Is this a Tree Pipit?

click image to enlarge more
Thank you to Scotthaughie for questioning this Pipit posted yesterday. It was photographed well away from Tree Pipit haunts - in fact Tree pipits have just about vanished from our Mid- Kent forests. The back claw looks fairly long to me, but the fine streaking does suggest  a Tree Pipit. To complicate further theres been little parties of Meadow Pipits passing through this area all month. Happy to place it as a Tree pipit with a little support..

Tuesday, 30 April 2013

Buzzard with missing primaries

This common Buzzard wandered over Shadoxhurst around mid-day, missing a few primaries it should be easy to pick-up again. You'd have to hope that it hasn't been shot.

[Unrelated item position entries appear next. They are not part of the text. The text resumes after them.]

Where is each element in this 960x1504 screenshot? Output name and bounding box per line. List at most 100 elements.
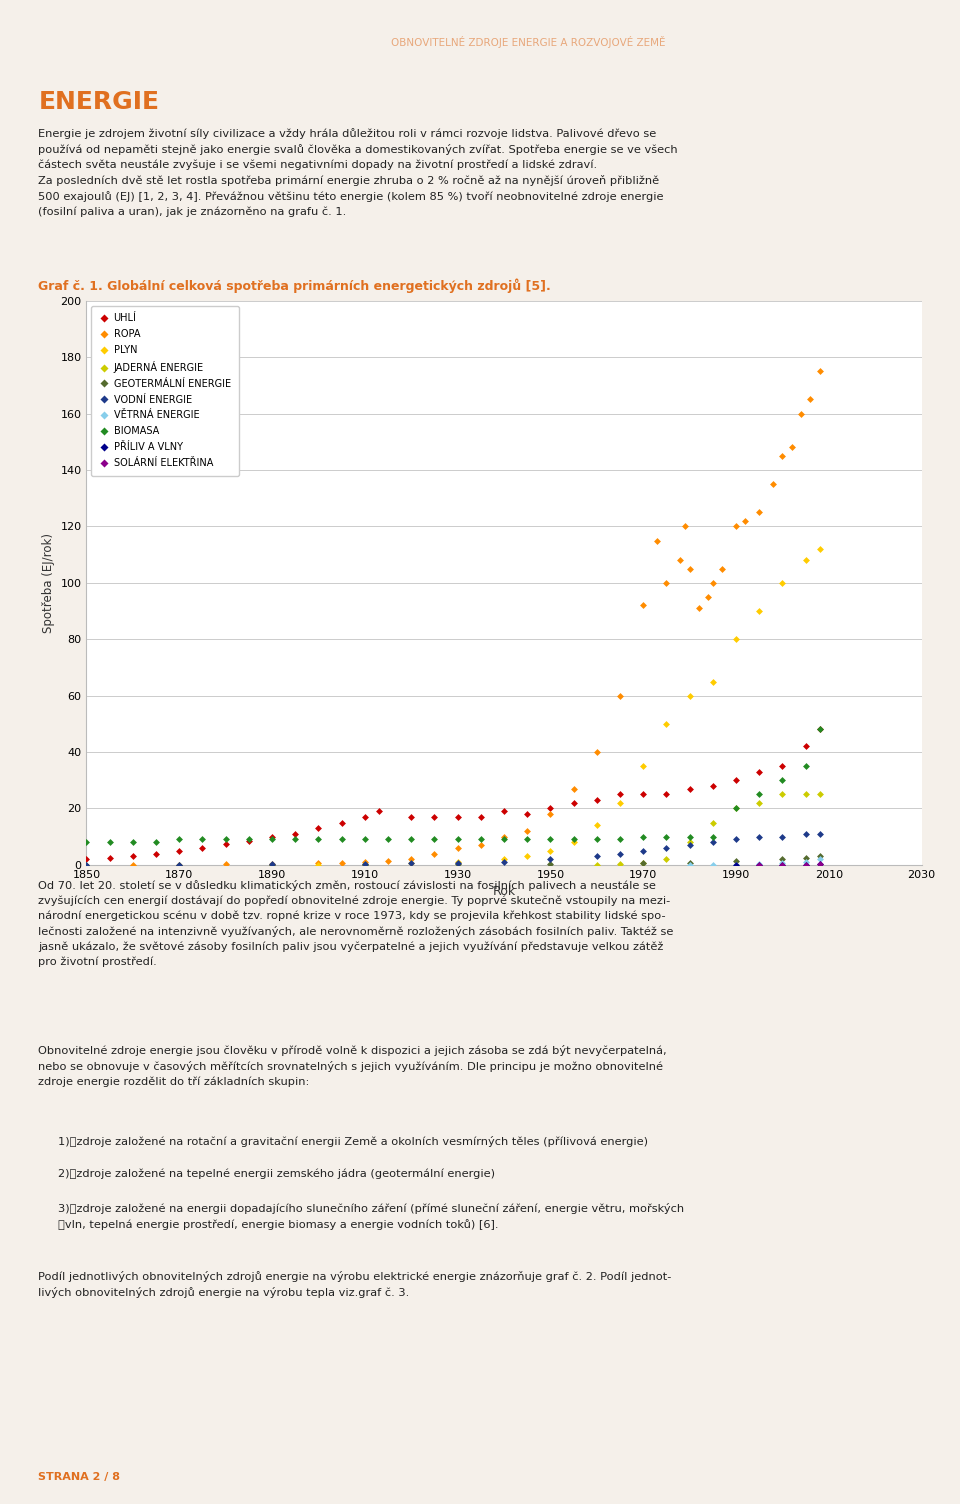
- VODNÍ ENERGIE: [707, 833, 718, 851]
- GEOTERMÁLNÍ ENERGIE: [814, 847, 826, 865]
- BIOMASA: [243, 830, 254, 848]
- UHLÍ: [452, 808, 464, 826]
- UHLÍ: [777, 757, 788, 775]
- Line: BIOMASA: BIOMASA: [84, 726, 822, 845]
- VODNÍ ENERGIE: [660, 839, 672, 857]
- GEOTERMÁLNÍ ENERGIE: [777, 850, 788, 868]
- PLYN: [498, 850, 510, 868]
- BIOMASA: [614, 830, 626, 848]
- JADERNÁ ENERGIE: [707, 814, 718, 832]
- JADERNÁ ENERGIE: [591, 856, 603, 874]
- GEOTERMÁLNÍ ENERGIE: [174, 856, 185, 874]
- ROPA: [660, 573, 672, 591]
- BIOMASA: [544, 830, 556, 848]
- BIOMASA: [498, 830, 510, 848]
- PLYN: [777, 573, 788, 591]
- VĚTRNÁ ENERGIE: [754, 854, 765, 872]
- ROPA: [739, 511, 751, 529]
- UHLÍ: [707, 776, 718, 794]
- GEOTERMÁLNÍ ENERGIE: [684, 854, 695, 872]
- JADERNÁ ENERGIE: [800, 785, 811, 803]
- GEOTERMÁLNÍ ENERGIE: [266, 856, 277, 874]
- PLYN: [637, 757, 649, 775]
- BIOMASA: [800, 757, 811, 775]
- UHLÍ: [591, 791, 603, 809]
- UHLÍ: [521, 805, 533, 823]
- SOLÁRNÍ ELEKTŘINA: [800, 856, 811, 874]
- Text: Graf č. 1. Globální celková spotřeba primárních energetických zdrojů [5].: Graf č. 1. Globální celková spotřeba pri…: [38, 278, 551, 293]
- ROPA: [452, 839, 464, 857]
- VĚTRNÁ ENERGIE: [731, 856, 742, 874]
- ROPA: [777, 447, 788, 465]
- Text: 1)	zdroje založené na rotační a gravitační energii Země a okolních vesmírných tě: 1) zdroje založené na rotační a gravitač…: [58, 1136, 648, 1146]
- BIOMASA: [731, 800, 742, 818]
- ROPA: [266, 854, 277, 872]
- PŘÍLIV A VLNY: [814, 856, 826, 874]
- ROPA: [174, 856, 185, 874]
- VODNÍ ENERGIE: [800, 824, 811, 842]
- Text: Od 70. let 20. století se v důsledku klimatických změn, rostoucí závislosti na f: Od 70. let 20. století se v důsledku kli…: [38, 880, 674, 967]
- PLYN: [614, 794, 626, 812]
- BIOMASA: [567, 830, 579, 848]
- VODNÍ ENERGIE: [174, 856, 185, 874]
- GEOTERMÁLNÍ ENERGIE: [800, 848, 811, 866]
- JADERNÁ ENERGIE: [684, 833, 695, 851]
- PŘÍLIV A VLNY: [731, 856, 742, 874]
- Legend: UHLÍ, ROPA, PLYN, JADERNÁ ENERGIE, GEOTERMÁLNÍ ENERGIE, VODNÍ ENERGIE, VĚTRNÁ EN: UHLÍ, ROPA, PLYN, JADERNÁ ENERGIE, GEOTE…: [91, 305, 238, 475]
- PLYN: [405, 854, 417, 872]
- Text: Obnovitelné zdroje energie jsou člověku v přírodě volně k dispozici a jejich zás: Obnovitelné zdroje energie jsou člověku …: [38, 1045, 667, 1087]
- ROPA: [498, 827, 510, 845]
- Line: SOLÁRNÍ ELEKTŘINA: SOLÁRNÍ ELEKTŘINA: [756, 862, 822, 868]
- UHLÍ: [614, 785, 626, 803]
- ROPA: [313, 854, 324, 872]
- GEOTERMÁLNÍ ENERGIE: [81, 856, 92, 874]
- ROPA: [684, 559, 695, 578]
- BIOMASA: [382, 830, 394, 848]
- VODNÍ ENERGIE: [359, 854, 371, 872]
- BIOMASA: [405, 830, 417, 848]
- ROPA: [382, 851, 394, 869]
- UHLÍ: [243, 832, 254, 850]
- UHLÍ: [266, 827, 277, 845]
- UHLÍ: [336, 814, 348, 832]
- SOLÁRNÍ ELEKTŘINA: [814, 856, 826, 874]
- Line: UHLÍ: UHLÍ: [84, 726, 822, 862]
- VODNÍ ENERGIE: [405, 854, 417, 872]
- Text: ENERGIE: ENERGIE: [38, 90, 159, 114]
- ROPA: [428, 845, 440, 863]
- BIOMASA: [197, 830, 208, 848]
- ROPA: [127, 856, 138, 874]
- Line: GEOTERMÁLNÍ ENERGIE: GEOTERMÁLNÍ ENERGIE: [84, 854, 822, 866]
- UHLÍ: [81, 850, 92, 868]
- ROPA: [336, 854, 348, 872]
- UHLÍ: [800, 737, 811, 755]
- JADERNÁ ENERGIE: [614, 856, 626, 874]
- VODNÍ ENERGIE: [591, 847, 603, 865]
- VĚTRNÁ ENERGIE: [800, 853, 811, 871]
- GEOTERMÁLNÍ ENERGIE: [731, 851, 742, 869]
- BIOMASA: [220, 830, 231, 848]
- BIOMASA: [814, 720, 826, 738]
- ROPA: [359, 853, 371, 871]
- Line: PŘÍLIV A VLNY: PŘÍLIV A VLNY: [733, 862, 822, 868]
- UHLÍ: [660, 785, 672, 803]
- BIOMASA: [336, 830, 348, 848]
- BIOMASA: [707, 827, 718, 845]
- PLYN: [814, 540, 826, 558]
- Y-axis label: Spotřeba (EJ/rok): Spotřeba (EJ/rok): [42, 532, 55, 633]
- ROPA: [679, 517, 690, 535]
- PLYN: [591, 817, 603, 835]
- JADERNÁ ENERGIE: [814, 785, 826, 803]
- ROPA: [804, 391, 816, 409]
- UHLÍ: [405, 808, 417, 826]
- ROPA: [703, 588, 714, 606]
- UHLÍ: [372, 802, 384, 820]
- UHLÍ: [754, 763, 765, 781]
- GEOTERMÁLNÍ ENERGIE: [452, 856, 464, 874]
- GEOTERMÁLNÍ ENERGIE: [544, 854, 556, 872]
- BIOMASA: [475, 830, 487, 848]
- PLYN: [707, 672, 718, 690]
- PŘÍLIV A VLNY: [800, 856, 811, 874]
- UHLÍ: [313, 820, 324, 838]
- PLYN: [567, 833, 579, 851]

Walking from the house to Blind grooms Lane, there were 3 Lesser whitethroats, 1 Whitethroat and 1 Nightingale in scrubby field edges. There are still little parties of Meadow Pipits passing through. Swallows seem abundant around Shadoxhurst this year, but we're still waiting to hear our first Cuckoo. Not a true migrant and notable by absence are Bullfinches, they seem to be getting even scarcer. As the month ends I note that Siskins, Redpolls all seem to have moved northwards now.

Insect wise, with plenty of sunshine now, we have seen the odd Brimestone and Orange tipped butterflies in the garden.